The uploaded_with_message FK records which message a file arrived with (display only, not a scope boundary). Once a file is ready, it's available for all subsequent messages in that conversation.
Folder Attachments¶
Folder selections are ephemeral — sent as query parameters per message, not persisted. The user selects which KnowledgeFolder IDs to scope to for each message.
Recency Context¶
When files are attached with the current message, the system prompt labels them distinctly:
## User Attachments
### Files
- report.pdf **<-- attached with this message**
- syllabus.docx
### Folders
- Financial Aid (id: 42)
This helps the agent distinguish "this file" (the newly attached one) from earlier attachments. The recency label only applies to deictic references ("this file", "the file I attached") — generic requests like "give me a summary" should cover all attachments without scoping.
Data flow for recency:
1. Frontend sends attachment_ids (IDs of files uploaded with this message) as a query param
2. ChatAttachmentService.get_filenames_by_ids() resolves IDs → display names
3. chat_service.py passes both attachment_filenames (all) and new_attachment_filenames (this message) to agent.run()
4. _build_attachment_context() labels new files and adds a recency hint
Document Indexing for Attachments¶
File attachments use lightweight metadata (filename as title, first 200 chars as summary) instead of LLM-generated metadata. This speeds up processing from ~12-18s to ~5s per file.

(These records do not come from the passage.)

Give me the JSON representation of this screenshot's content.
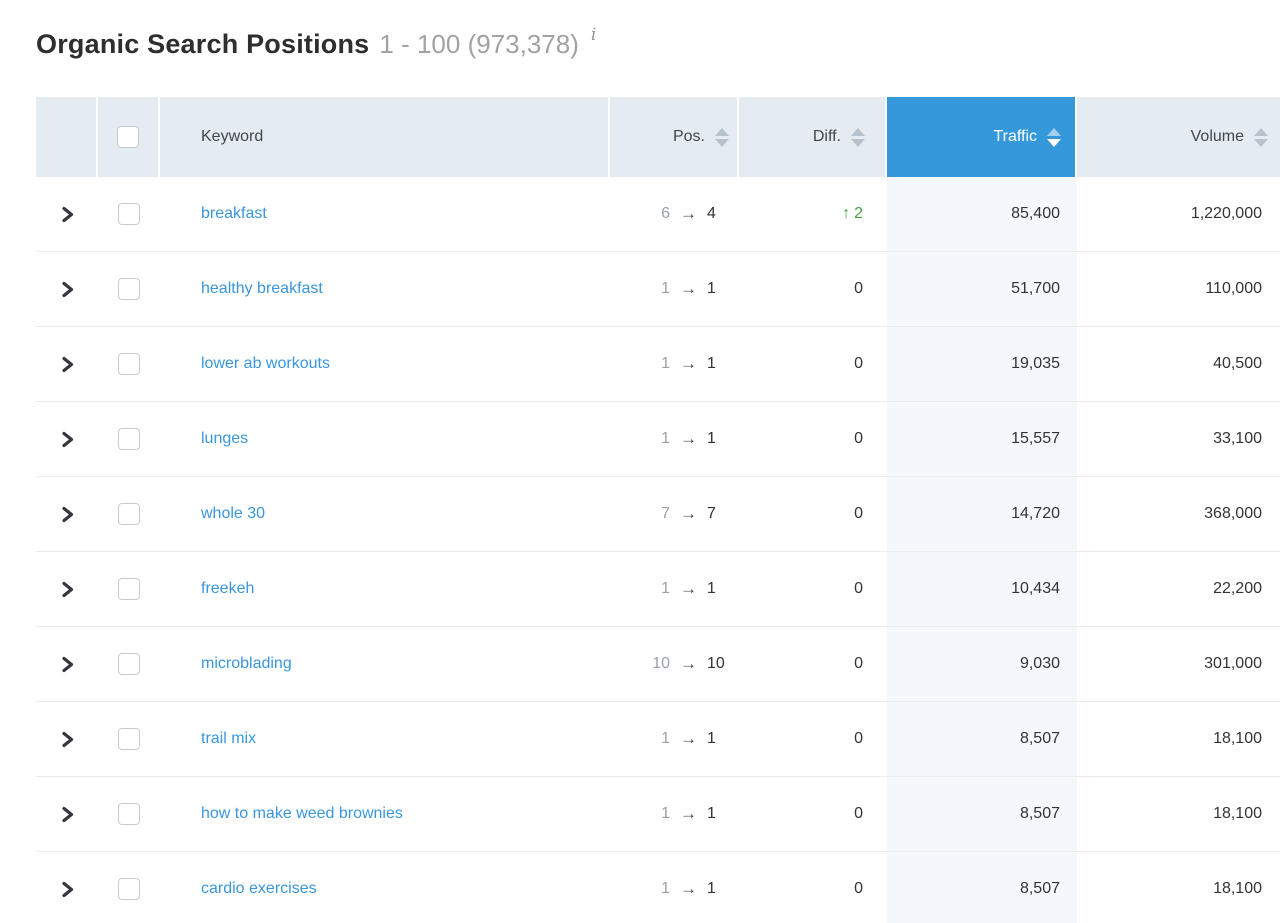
{
  "header": {
    "title": "Organic Search Positions",
    "range": "1 - 100 (973,378)",
    "info_icon": "i"
  },
  "table": {
    "columns": {
      "keyword": "Keyword",
      "pos": "Pos.",
      "diff": "Diff.",
      "traffic": "Traffic",
      "volume": "Volume"
    },
    "sort": {
      "active_column": "Traffic",
      "direction": "desc"
    },
    "rows": [
      {
        "keyword": "breakfast",
        "pos_old": "6",
        "pos_new": "4",
        "diff": "2",
        "diff_up": true,
        "traffic": "85,400",
        "volume": "1,220,000"
      },
      {
        "keyword": "healthy breakfast",
        "pos_old": "1",
        "pos_new": "1",
        "diff": "0",
        "diff_up": false,
        "traffic": "51,700",
        "volume": "110,000"
      },
      {
        "keyword": "lower ab workouts",
        "pos_old": "1",
        "pos_new": "1",
        "diff": "0",
        "diff_up": false,
        "traffic": "19,035",
        "volume": "40,500"
      },
      {
        "keyword": "lunges",
        "pos_old": "1",
        "pos_new": "1",
        "diff": "0",
        "diff_up": false,
        "traffic": "15,557",
        "volume": "33,100"
      },
      {
        "keyword": "whole 30",
        "pos_old": "7",
        "pos_new": "7",
        "diff": "0",
        "diff_up": false,
        "traffic": "14,720",
        "volume": "368,000"
      },
      {
        "keyword": "freekeh",
        "pos_old": "1",
        "pos_new": "1",
        "diff": "0",
        "diff_up": false,
        "traffic": "10,434",
        "volume": "22,200"
      },
      {
        "keyword": "microblading",
        "pos_old": "10",
        "pos_new": "10",
        "diff": "0",
        "diff_up": false,
        "traffic": "9,030",
        "volume": "301,000"
      },
      {
        "keyword": "trail mix",
        "pos_old": "1",
        "pos_new": "1",
        "diff": "0",
        "diff_up": false,
        "traffic": "8,507",
        "volume": "18,100"
      },
      {
        "keyword": "how to make weed brownies",
        "pos_old": "1",
        "pos_new": "1",
        "diff": "0",
        "diff_up": false,
        "traffic": "8,507",
        "volume": "18,100"
      },
      {
        "keyword": "cardio exercises",
        "pos_old": "1",
        "pos_new": "1",
        "diff": "0",
        "diff_up": false,
        "traffic": "8,507",
        "volume": "18,100"
      }
    ]
  },
  "colors": {
    "accent_blue": "#3598db",
    "link_blue": "#3a96dd",
    "positive_green": "#42a542",
    "header_bg": "#e4ebf1",
    "traffic_column_bg": "#f4f8fc",
    "muted_gray": "#9ba1a7"
  }
}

Attachment chunks are isolated via metadata filters:
- metadata.source_type = "conversation_attachment"
- metadata.conversation_id — scopes to the conversation
- metadata.user_id — scopes to the user
Knowledge Routing¶
KnowledgeRoutingMiddleware auto-discovers relevant knowledge folders for each query using embedding similarity. This runs on every non-fast-path query and wires matched folders into search_knowledge via with_routed_folders().

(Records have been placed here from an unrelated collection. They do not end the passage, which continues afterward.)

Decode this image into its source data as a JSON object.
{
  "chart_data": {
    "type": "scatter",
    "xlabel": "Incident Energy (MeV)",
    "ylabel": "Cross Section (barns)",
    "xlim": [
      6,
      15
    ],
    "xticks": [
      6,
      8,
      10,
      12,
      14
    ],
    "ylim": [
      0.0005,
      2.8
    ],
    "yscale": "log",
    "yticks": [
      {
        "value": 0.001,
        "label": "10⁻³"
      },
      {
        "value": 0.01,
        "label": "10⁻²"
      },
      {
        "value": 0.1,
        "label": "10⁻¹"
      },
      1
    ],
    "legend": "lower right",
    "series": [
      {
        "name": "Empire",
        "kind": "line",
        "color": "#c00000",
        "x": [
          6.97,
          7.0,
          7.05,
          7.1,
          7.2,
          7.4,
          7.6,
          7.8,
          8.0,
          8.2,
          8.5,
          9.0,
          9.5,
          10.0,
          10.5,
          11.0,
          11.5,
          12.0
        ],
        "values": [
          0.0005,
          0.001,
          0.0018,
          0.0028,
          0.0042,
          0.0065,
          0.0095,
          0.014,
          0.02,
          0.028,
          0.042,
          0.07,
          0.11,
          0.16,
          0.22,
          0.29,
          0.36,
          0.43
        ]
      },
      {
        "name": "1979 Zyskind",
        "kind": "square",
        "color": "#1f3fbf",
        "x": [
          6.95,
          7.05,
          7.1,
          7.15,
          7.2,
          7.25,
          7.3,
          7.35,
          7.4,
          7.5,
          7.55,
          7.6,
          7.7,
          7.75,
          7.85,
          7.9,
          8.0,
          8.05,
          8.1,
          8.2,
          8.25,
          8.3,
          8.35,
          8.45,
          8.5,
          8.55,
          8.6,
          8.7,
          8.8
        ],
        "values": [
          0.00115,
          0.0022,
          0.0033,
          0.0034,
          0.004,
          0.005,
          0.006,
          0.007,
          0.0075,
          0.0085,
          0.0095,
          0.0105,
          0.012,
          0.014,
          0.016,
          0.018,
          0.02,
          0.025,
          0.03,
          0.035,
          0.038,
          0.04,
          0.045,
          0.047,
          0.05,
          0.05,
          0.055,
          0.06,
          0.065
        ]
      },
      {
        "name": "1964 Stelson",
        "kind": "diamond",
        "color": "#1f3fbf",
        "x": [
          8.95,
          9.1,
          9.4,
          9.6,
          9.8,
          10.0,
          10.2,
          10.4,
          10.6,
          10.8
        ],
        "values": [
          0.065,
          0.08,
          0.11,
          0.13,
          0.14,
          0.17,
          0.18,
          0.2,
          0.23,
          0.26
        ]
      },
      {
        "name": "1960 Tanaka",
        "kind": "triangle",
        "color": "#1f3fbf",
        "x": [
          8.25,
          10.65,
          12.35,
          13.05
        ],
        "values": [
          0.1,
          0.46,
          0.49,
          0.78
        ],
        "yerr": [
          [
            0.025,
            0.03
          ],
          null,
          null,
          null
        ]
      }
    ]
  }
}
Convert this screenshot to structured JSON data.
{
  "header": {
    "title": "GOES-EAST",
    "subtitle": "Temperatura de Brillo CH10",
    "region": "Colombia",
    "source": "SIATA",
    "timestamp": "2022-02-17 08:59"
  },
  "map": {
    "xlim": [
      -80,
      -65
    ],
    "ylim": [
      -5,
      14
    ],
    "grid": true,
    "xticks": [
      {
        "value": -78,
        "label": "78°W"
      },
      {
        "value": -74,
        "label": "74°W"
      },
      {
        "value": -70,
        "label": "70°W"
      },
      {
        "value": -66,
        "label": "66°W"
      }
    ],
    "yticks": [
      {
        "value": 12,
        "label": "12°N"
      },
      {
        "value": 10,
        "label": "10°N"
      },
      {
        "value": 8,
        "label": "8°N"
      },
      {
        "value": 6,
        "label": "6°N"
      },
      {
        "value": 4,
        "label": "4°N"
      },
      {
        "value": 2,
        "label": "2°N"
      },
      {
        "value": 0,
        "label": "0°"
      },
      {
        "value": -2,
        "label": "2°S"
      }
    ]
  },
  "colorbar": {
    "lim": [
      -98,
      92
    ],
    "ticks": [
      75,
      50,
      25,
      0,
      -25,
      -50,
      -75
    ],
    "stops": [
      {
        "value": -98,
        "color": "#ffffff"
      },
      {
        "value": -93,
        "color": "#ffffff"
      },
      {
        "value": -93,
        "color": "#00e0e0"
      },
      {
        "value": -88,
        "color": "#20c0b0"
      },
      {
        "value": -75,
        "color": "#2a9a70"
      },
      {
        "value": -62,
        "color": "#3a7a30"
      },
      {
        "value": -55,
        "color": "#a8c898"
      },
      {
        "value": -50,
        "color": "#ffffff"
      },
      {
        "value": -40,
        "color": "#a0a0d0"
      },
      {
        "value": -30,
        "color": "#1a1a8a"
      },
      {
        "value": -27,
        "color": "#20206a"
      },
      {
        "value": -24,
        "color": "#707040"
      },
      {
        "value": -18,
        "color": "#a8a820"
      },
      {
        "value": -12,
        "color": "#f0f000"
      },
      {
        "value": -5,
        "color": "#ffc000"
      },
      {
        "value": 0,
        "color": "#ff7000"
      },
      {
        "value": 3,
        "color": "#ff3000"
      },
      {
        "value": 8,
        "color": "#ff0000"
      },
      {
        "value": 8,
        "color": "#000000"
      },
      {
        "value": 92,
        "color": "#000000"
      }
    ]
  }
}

When auto-routing finds relevant folders, search_knowledge_folder is removed from the tool list (the folders are already wired into search_knowledge). When no folders match, search_knowledge falls back to broad index search.
System Prompt Design¶
The system prompt uses a two-message pattern for caching efficiency:
- Static system message — the full agent prompt template (cached across requests, ~5k tokens saved on cache hits)
- Dynamic system message — per-request context:
- Attachment context (files, folders, recency labels)
- Knowledge routing context (matched folders)
- Today's date
Streaming Events¶
The agent emits typed events during execution for real-time UI updates:
| Event | Purpose |
|---|---|
ThinkingEvent |
Agent reasoning step indicator |
ToolCallEvent |
Tool invocation with name and arguments |
ToolResultEvent |
Tool result (success/failure) |
TextEvent |
Response text (delta or full) |
DoneEvent |
Agent completed with summary |
ErrorEvent |
Error with recovery info |
Events are streamed as SSE-formatted strings through chat_service.py to the frontend, where agent-stream.js processes them.